Havendo eu deixado o professor e atravessado a 1ª esquina, Rua Dick Prado, adentrei no quarteirão seguinte dessa rua bem plana. Foi então que me deparei com uma procissão que vinha em sentido contrário, em filas indianas dos dois lados da rua, que é bastante larga. Vi pessoas com velas acessas, passando com meu veículo equidistante entre as duas fileiras. Além de estar dirigindo um automóvel, nunca fui de prestar atenção a detalhes. Por isso, não reparei para fisionomia nem vestes dos penitentes, tão bem descritas no relato de Vonzico.

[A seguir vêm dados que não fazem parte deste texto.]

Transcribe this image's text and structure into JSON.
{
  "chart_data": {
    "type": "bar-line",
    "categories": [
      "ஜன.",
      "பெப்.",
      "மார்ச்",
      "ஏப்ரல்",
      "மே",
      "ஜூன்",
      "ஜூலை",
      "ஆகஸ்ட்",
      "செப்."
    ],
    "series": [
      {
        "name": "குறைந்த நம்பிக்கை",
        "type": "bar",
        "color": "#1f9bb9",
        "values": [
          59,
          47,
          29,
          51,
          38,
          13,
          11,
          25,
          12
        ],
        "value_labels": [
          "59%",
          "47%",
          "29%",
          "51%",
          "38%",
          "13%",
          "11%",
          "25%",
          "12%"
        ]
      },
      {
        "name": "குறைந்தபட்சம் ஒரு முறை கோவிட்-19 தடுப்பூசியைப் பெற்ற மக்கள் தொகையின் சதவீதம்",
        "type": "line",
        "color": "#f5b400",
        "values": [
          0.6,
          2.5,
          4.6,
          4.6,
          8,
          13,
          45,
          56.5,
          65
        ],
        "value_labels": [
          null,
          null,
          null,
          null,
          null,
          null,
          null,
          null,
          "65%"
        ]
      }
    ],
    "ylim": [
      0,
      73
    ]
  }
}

Por que isto não é invencionice minha? Porque, chegando à minha casa, acordei minha mulher, Adalete, com quem já era casado havia 15 anos e tínhamos filhos de 14, 12 e 10 anos de idade. Sem ter me sentido em nada assustado, pois acreditei serem católicos cumprindo alguma promessa, serem todos de carne e osso, demonstrei a ela minha estranheza com tal acontecimento, justamente àquela hora da madrugada. Dessa razão pintou leve dúvida em relação ao sobrenatural. Esta minha ficha somente veio a cair DEZ ANOS DEPOIS, na ocasião da leitura do pré-livro com fito prefacial.

Mais intrigante foi esta semana. Ao reler o Livro do Vonzico, neste feriado municipal muzambinhense, fiz as devidas interpretações e análises. Primeiro: meu cruzamento com a Procissão dos Mortos foi anterior à de Vonzico, pois, 1988. O livro dele foi editado no ano 2.000, porém escrevi o prefácio em 1998 e a história dele, acima destacada, diz: “algo aconteceu comigo dia destes”, dando a entender que fora evento recente para ele, talvez uns dois anos antes. Seria 1996? Aliás, ele se mudou de volta para Muzambinho em 1990, conforme a contracapa do seu livro, sendo a minha ocorrência na campanha eleitoral para prefeito, em 1988. Seria determinado e chocante se o encontro de Vonzico com a Procissão dos Mortos tivesse se dado em 1996, pois, lembram-se do escrito acima de que um membro da procissão lhe teria dito que “É uma penitencia que temos de fazer a cada oito anos”. Então, somemos 1988 + 8 = 1996.

Adalete, minha mulher, fidedigna testemunha do meu relato, numa noite de 1988, deixou em definitivo este plano existencial no último dia 11 de julho. Mas, muitas vezes, ela corroborou na propagação dos meus relatos misteriosos daquela noite.  Tendo sido minha leitura sobre a Procissão dos Mortos de Vonzico meio que dinâmica, por ocasião do prefácio, dez anos depois do que vivenciei, imaginei que a ocorrência dele tinha sido muito antiga e que eu havia me tornado outra testemunha de um acontecimento além dos conhecimentos da natureza. Entretanto, somente agora, confrontando datas, o relógio, e outros detalhes é que vim perceber que fui eu quem viu primeiro. Pena que nunca me sentei com Vonzico para confrontar fatos.